Understanding the Case 

The FTC’s denial of lawful requests for public information under the Freedom of Information Act (FOIA), which are essential for understanding the FTC’s operations, exemplifies the FTC’s lack of transparency and dubious policy agenda. 

The U.S. Chamber filed a lawsuit in the United States District Court for the District of Columbia against the FTC for its lack of transparency and accountability. Specifically, the U.S. Chamber is suing the FTC to make public its materials related to:  

  • Zombie Votes: FTC’s practice of counting “zombie votes” cast by former commissioners who have already left office as well as specific “zombie votes” cast, regardless of whether they were relied upon in a rulemaking decision. 
  • Illumina and Grail: FTC’s communications with the European Commission and other foreign jurisdictions regarding the merger of Illumina and Grail. The FTC may have collaborated with and relied upon a foreign government authority to strong-arm American corporations into abandoning a planned merger. 
  • Lina Khan’s employment status: FTC’s prior employment status granted to Lina Khan while serving as a “legal fellow” under former Commissioner Rohit Chopra. The position of “legal fellow” is highly unusual and not a typical title used in relationship to staff positions in support of a commissioner.   

Learn more about the case here

Chamber of Commerce v.
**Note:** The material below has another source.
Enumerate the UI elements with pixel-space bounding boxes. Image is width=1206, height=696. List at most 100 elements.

CFPB 

The Consumer Financial Protection Bureau’s (CFPB) current ideological agenda will ultimately hurt consumers, businesses, and our economy. To protect Americans’ choice in financial products and the competitiveness of our financial ecosystem, the CFPB needs to be held accountable for unlawful actions. 

Understanding the Case 

The U.S. Chamber of Commerce and co-plaintiffs filed a lawsuit in the Eastern District of Texas against the CFPB for exceeding its statutory authority when amending its Supervision and Examination manual.  

Among other claims, the U.S. Chamber and co-plaintiffs specifically are suing the CFPB for: 

  • Violating its authority outlined in the Dodd-Frank Act. The CFPB is rewriting the law by claiming it can examine entities for alleged discriminatory conduct under its Unfair, Deceptive or Abusive Acts or Practices (UDAAP) authority, rather than under the specific anti-discriminatory laws that apply in the financial space. This action exceeds the statutory authority granted to the CFPB in the Dodd-Frank Act. 
  • Violating the Administrative Procedure Act’s (APA) procedural requirements. By failing to go through proper notice-and-comment procedures when amending its manual, the CFPB also violated the APA’s procedural requirements. 
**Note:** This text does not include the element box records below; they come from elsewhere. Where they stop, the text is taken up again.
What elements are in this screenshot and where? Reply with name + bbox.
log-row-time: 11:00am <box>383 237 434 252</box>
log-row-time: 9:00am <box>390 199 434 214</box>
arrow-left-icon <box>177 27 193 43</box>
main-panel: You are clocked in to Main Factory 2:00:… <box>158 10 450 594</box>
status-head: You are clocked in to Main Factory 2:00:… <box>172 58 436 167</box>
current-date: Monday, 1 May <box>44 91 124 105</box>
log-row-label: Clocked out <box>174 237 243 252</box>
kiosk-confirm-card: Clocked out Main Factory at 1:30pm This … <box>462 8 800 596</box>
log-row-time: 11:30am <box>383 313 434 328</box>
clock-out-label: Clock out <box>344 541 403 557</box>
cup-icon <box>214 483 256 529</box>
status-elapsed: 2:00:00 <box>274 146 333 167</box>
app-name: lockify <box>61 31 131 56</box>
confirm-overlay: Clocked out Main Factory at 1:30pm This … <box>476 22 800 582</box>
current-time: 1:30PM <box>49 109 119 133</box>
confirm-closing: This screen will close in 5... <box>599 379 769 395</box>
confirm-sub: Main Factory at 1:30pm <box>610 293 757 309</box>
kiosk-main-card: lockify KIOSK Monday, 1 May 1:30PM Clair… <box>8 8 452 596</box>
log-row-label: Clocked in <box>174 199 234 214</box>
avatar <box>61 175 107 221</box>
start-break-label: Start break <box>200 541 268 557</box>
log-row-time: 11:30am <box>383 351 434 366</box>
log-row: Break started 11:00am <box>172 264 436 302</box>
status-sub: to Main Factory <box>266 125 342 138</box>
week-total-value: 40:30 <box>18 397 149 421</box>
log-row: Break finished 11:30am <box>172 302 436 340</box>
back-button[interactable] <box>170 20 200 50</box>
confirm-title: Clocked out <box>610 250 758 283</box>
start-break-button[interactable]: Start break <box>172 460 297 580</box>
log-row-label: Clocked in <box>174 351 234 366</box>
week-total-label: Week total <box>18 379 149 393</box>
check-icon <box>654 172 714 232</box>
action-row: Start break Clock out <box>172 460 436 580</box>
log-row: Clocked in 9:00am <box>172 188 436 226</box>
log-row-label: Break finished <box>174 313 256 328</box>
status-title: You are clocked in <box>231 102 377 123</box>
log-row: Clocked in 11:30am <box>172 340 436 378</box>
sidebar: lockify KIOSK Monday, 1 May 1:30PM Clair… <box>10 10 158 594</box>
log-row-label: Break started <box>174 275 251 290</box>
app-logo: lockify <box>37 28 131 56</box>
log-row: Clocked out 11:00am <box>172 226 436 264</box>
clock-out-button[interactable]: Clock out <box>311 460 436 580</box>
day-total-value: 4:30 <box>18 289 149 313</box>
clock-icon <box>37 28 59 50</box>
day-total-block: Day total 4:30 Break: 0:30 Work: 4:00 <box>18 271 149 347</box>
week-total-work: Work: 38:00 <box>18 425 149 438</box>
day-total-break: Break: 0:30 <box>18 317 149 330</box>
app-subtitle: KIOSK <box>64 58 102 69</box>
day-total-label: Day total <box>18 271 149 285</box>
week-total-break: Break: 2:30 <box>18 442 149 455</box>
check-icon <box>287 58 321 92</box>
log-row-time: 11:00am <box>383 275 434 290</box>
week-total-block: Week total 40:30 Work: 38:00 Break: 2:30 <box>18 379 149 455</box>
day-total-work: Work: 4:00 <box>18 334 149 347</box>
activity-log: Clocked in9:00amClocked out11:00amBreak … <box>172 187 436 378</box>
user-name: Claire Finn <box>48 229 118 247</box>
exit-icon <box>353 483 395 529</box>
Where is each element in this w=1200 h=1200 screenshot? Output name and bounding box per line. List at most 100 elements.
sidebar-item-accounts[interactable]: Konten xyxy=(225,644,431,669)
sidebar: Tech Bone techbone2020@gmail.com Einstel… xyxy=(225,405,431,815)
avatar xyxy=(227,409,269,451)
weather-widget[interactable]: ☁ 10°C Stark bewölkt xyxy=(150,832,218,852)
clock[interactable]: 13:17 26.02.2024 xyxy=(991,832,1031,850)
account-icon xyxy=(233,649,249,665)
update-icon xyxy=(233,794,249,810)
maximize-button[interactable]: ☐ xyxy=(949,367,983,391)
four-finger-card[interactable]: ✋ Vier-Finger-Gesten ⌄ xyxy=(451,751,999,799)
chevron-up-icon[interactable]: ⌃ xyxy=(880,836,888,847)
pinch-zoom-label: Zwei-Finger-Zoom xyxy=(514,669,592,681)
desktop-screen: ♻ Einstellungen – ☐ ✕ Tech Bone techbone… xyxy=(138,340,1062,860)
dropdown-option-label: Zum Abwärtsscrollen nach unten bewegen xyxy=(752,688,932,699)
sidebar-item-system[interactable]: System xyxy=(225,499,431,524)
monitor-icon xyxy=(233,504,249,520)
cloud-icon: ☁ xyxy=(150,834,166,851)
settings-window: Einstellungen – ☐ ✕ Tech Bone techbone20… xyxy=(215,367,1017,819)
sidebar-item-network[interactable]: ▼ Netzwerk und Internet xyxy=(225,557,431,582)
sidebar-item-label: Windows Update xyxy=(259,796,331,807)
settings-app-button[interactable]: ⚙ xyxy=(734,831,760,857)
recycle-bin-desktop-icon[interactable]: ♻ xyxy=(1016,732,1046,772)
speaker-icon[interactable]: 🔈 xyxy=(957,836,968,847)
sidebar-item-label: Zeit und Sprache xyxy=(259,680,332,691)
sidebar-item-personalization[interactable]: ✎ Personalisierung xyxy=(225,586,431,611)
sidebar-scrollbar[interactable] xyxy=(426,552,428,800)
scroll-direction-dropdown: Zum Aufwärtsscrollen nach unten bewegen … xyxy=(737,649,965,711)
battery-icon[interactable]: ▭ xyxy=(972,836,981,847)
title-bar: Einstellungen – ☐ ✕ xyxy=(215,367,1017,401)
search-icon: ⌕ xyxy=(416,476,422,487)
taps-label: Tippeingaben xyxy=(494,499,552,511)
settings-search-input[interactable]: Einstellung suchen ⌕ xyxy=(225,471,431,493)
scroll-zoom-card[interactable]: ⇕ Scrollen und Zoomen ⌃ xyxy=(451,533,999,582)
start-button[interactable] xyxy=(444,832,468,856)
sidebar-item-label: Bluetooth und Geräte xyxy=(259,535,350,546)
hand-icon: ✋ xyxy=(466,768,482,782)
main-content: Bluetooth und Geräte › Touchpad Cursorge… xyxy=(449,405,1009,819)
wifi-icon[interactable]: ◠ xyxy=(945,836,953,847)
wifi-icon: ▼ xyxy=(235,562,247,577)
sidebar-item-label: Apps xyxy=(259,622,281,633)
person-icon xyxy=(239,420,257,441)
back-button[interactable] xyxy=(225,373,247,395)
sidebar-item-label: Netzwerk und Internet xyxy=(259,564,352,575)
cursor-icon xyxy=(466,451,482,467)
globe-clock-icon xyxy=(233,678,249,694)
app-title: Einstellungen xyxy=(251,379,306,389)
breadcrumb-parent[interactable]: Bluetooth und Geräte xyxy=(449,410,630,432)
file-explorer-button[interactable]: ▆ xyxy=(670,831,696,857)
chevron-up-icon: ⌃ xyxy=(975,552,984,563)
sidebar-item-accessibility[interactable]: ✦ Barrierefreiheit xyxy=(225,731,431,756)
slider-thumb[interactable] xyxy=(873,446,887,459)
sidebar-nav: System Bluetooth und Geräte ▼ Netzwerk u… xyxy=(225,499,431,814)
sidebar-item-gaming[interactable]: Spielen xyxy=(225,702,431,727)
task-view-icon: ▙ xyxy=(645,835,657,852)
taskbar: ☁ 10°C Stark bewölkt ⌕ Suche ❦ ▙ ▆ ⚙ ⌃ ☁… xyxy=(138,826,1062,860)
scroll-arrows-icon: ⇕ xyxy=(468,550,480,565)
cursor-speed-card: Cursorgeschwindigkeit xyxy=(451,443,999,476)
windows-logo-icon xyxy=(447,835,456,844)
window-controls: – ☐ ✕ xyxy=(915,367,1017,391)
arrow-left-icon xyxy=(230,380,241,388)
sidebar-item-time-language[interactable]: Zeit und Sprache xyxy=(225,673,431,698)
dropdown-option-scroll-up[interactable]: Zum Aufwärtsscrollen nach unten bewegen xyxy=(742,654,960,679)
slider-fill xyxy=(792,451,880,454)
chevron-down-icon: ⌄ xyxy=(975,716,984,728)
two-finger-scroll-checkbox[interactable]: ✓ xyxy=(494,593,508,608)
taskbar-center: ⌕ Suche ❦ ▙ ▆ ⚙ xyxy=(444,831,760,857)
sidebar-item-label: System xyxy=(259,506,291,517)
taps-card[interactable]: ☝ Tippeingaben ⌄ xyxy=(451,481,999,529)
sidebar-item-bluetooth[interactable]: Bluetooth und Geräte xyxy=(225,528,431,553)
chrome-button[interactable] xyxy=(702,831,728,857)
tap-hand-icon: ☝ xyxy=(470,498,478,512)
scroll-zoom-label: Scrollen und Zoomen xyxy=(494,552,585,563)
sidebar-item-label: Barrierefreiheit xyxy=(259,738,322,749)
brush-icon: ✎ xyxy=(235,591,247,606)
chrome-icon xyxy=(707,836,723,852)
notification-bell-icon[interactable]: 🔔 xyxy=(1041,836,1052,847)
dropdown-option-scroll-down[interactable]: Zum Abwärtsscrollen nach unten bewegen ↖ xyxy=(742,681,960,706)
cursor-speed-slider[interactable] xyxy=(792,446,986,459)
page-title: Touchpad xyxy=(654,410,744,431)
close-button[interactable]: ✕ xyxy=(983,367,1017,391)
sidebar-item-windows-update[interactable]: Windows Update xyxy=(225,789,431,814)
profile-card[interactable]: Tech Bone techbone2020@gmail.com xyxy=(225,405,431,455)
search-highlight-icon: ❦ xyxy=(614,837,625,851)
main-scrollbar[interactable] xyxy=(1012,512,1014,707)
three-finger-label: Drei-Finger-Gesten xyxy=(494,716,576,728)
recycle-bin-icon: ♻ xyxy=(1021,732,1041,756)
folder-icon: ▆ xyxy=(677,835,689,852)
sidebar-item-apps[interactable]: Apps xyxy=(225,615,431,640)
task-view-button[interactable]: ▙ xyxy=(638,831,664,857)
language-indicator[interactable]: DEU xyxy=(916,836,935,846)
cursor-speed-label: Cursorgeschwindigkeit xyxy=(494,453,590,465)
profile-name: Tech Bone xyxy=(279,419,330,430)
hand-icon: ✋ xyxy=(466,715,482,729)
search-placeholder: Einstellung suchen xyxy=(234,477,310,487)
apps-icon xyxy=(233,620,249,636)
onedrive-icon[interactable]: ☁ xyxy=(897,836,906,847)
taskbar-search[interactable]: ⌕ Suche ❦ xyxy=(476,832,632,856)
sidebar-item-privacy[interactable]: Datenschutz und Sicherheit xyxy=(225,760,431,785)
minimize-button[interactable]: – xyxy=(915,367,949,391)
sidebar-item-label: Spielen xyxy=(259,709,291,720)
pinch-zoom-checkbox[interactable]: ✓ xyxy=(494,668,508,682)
Learn more about this case here.  

Kentucky Chamber of Commerce v. U.S. EPA 

The business community and landowners across the United States have made building smart, modern, resilient infrastructure and improved water quality among their top priorities. Unfortunately, under the new Waters of the United States (WOTUS) rule, businesses of all sizes need to navigate an expensive and time-consuming permitting process. The new rule’s use of vague terms to determine whether millions of acres of water features are now to be considered under federal regulatory jurisdiction is causing costly delays for farmers, home builders and small businesses.  

Understanding the case 

The U.S. Chamber of Commerce, the Kentucky Chamber of Commerce, and other associations filed a lawsuit in the U.S. District Court for the Eastern District of Kentucky against the Environmental Protection Agency (EPA) and the Army Corps of Engineers, challenging their new WOTUS rule. 

The new rule greatly expands the agencies’ authority, using vaguely described terms to cover millions of acres of water and land features, including ponds, farms and backyards. As a result, landowners, businesses, and farmers will be forced to hire expensive consultants and experts to figure out whether they need permits to use their land. If they guess wrong, they may face severe penalties.